Ahn Yongjun, Yeo Hwasoo
Department of Civil and Environmental Engineering, Korea Advanced Institute of Science and Technology (KAIST), Daejeon, Republic of Korea.
PLoS One. 2015 Nov 17;10(11):e0141307. doi: 10.1371/journal.pone.0141307. eCollection 2015.
The charging infrastructure location problem is becoming more significant due to the extensive adoption of electric vehicles. Efficient charging station planning can solve deeply rooted problems, such as driving-range anxiety and the stagnation of new electric vehicle consumers. In the initial stage of introducing electric vehicles, the allocation of charging stations is difficult to determine due to the uncertainty of candidate sites and unidentified charging demands, which are determined by diverse variables. This paper introduces the Estimating the Required Density of EV Charging (ERDEC) stations model, which is an analytical approach to estimating the optimal density of charging stations for certain urban areas, which are subsequently aggregated to city level planning. The optimal charging station's density is derived to minimize the total cost. A numerical study is conducted to obtain the correlations among the various parameters in the proposed model, such as regional parameters, technological parameters and coefficient factors. To investigate the effect of technological advances, the corresponding changes in the optimal density and total cost are also examined by various combinations of technological parameters. Daejeon city in South Korea is selected for the case study to examine the applicability of the model to real-world problems. With real taxi trajectory data, the optimal density map of charging stations is generated. These results can provide the optimal number of chargers for driving without driving-range anxiety. In the initial planning phase of installing charging infrastructure, the proposed model can be applied to a relatively extensive area to encourage the usage of electric vehicles, especially areas that lack information, such as exact candidate sites for charging stations and other data related with electric vehicles.
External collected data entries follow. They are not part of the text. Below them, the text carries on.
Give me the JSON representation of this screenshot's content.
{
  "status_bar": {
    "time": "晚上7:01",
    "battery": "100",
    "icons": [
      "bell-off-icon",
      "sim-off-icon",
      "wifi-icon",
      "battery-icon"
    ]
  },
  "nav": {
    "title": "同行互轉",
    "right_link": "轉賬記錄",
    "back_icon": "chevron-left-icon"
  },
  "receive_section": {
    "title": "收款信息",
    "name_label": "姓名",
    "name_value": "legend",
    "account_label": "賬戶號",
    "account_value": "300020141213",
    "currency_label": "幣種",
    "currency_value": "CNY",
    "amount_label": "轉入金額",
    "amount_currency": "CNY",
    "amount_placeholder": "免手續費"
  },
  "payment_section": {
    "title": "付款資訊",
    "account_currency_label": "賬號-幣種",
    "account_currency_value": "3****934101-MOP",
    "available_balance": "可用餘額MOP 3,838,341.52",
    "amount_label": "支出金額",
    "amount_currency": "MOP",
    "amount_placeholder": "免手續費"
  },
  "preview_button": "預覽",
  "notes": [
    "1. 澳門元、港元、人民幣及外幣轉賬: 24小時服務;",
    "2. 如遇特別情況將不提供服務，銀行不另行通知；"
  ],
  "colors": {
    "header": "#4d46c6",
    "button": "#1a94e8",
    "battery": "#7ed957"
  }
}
The methods and results of this paper can serve as a planning guideline to facilitate the extensive adoption of electric vehicles.
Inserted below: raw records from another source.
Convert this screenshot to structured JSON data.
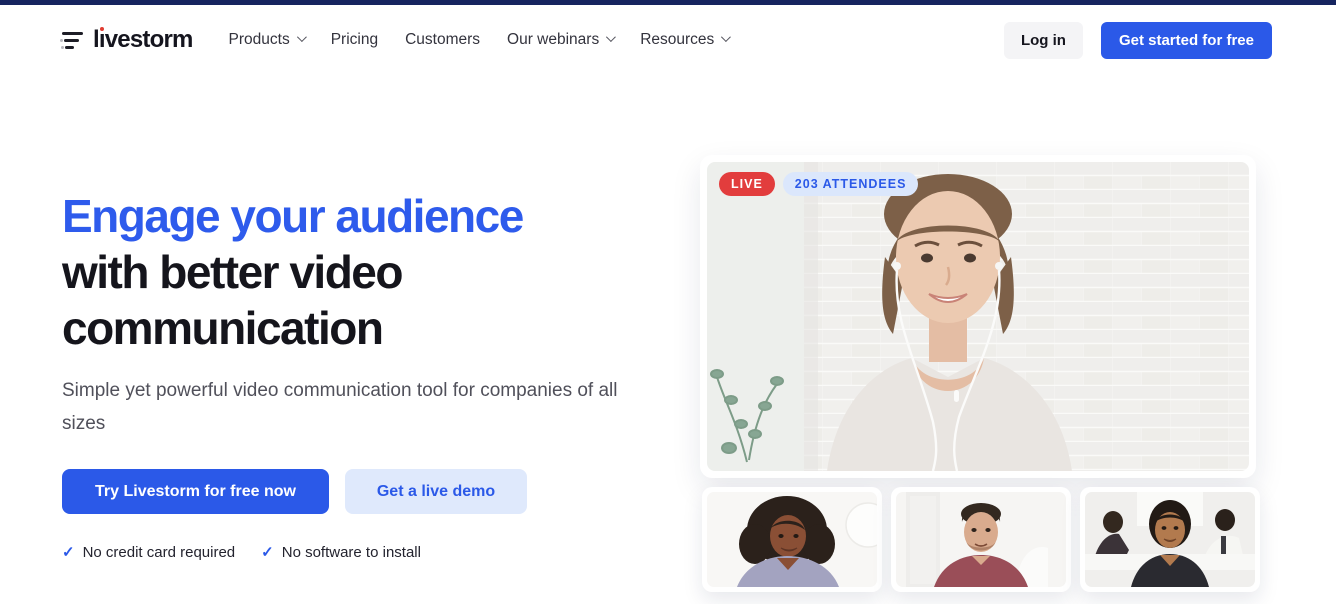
{
  "header": {
    "brand": {
      "icon": "livestorm-funnel-icon",
      "wordmark_before_i": "l",
      "wordmark_i": "ı",
      "wordmark_after_i": "vestorm"
    },
    "nav": [
      {
        "label": "Products",
        "has_dropdown": true
      },
      {
        "label": "Pricing",
        "has_dropdown": false
      },
      {
        "label": "Customers",
        "has_dropdown": false
      },
      {
        "label": "Our webinars",
        "has_dropdown": true
      },
      {
        "label": "Resources",
        "has_dropdown": true
      }
    ],
    "login_label": "Log in",
    "cta_label": "Get started for free"
  },
  "hero": {
    "title_line1": "Engage your audience",
    "title_line2": "with better video",
    "title_line3": "communication",
    "subtitle": "Simple yet powerful video communication tool for companies of all sizes",
    "primary_cta": "Try Livestorm for free now",
    "secondary_cta": "Get a live demo",
    "check_glyph": "✓",
    "bullets": [
      {
        "icon": "check-icon",
        "label": "No credit card required"
      },
      {
        "icon": "check-icon",
        "label": "No software to install"
      }
    ]
  },
  "video_panel": {
    "live_badge": "LIVE",
    "attendees_badge": "203 ATTENDEES",
    "main_video": "woman-speaker-on-white-brick-wall",
    "thumbnails": [
      "woman-curly-hair-lavender-top",
      "man-beard-maroon-shirt",
      "woman-black-top-office-with-coworkers"
    ]
  },
  "colors": {
    "top_bar_navy": "#16245f",
    "accent_blue": "#2b59e8",
    "heading_blue": "#2e5bec",
    "heading_dark": "#15151c",
    "body_gray": "#50505a",
    "live_red": "#e23d3d",
    "badge_light_blue": "#dbe7fc",
    "secondary_btn_bg": "#dfe9fc",
    "login_btn_bg": "#f4f4f6"
  }
}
由于电动汽车的广泛应用,充电基础设施选址问题变得愈发重要。高效的充电站规划能够解决一些根深蒂固的问题,比如续航焦虑以及新电动汽车消费者增长停滞的问题。在电动汽车引入的初期,由于候选站点的不确定性以及由多种变量决定的不明充电需求,充电站的布局难以确定。本文介绍了电动汽车充电所需密度估算(ERDEC)站模型,这是一种用于估算特定城市区域充电站最优密度的分析方法,随后将这些密度汇总到城市层面的规划中。通过推导得出最优充电站密度,以使总成本最小化。进行了一项数值研究,以获取所提模型中各种参数之间的相关性,如区域参数、技术参数和系数因子。为研究技术进步的影响,还通过技术参数的各种组合来考察最优密度和总成本的相应变化。选取韩国大田市进行案例研究,以检验该模型对实际问题的适用性。利用真实的出租车轨迹数据,生成了充电站的最优密度图。这些结果能够提供无续航焦虑驾驶所需的最优充电桩数量。在安装充电基础设施的初始规划阶段,所提模型可应用于相对广泛的区域,以鼓励电动汽车的使用,特别是在缺乏信息的地区,如充电站的确切候选站点以及与电动汽车相关的其他数据。本文的方法和结果可作为一项规划指南,以促进电动汽车的广泛应用。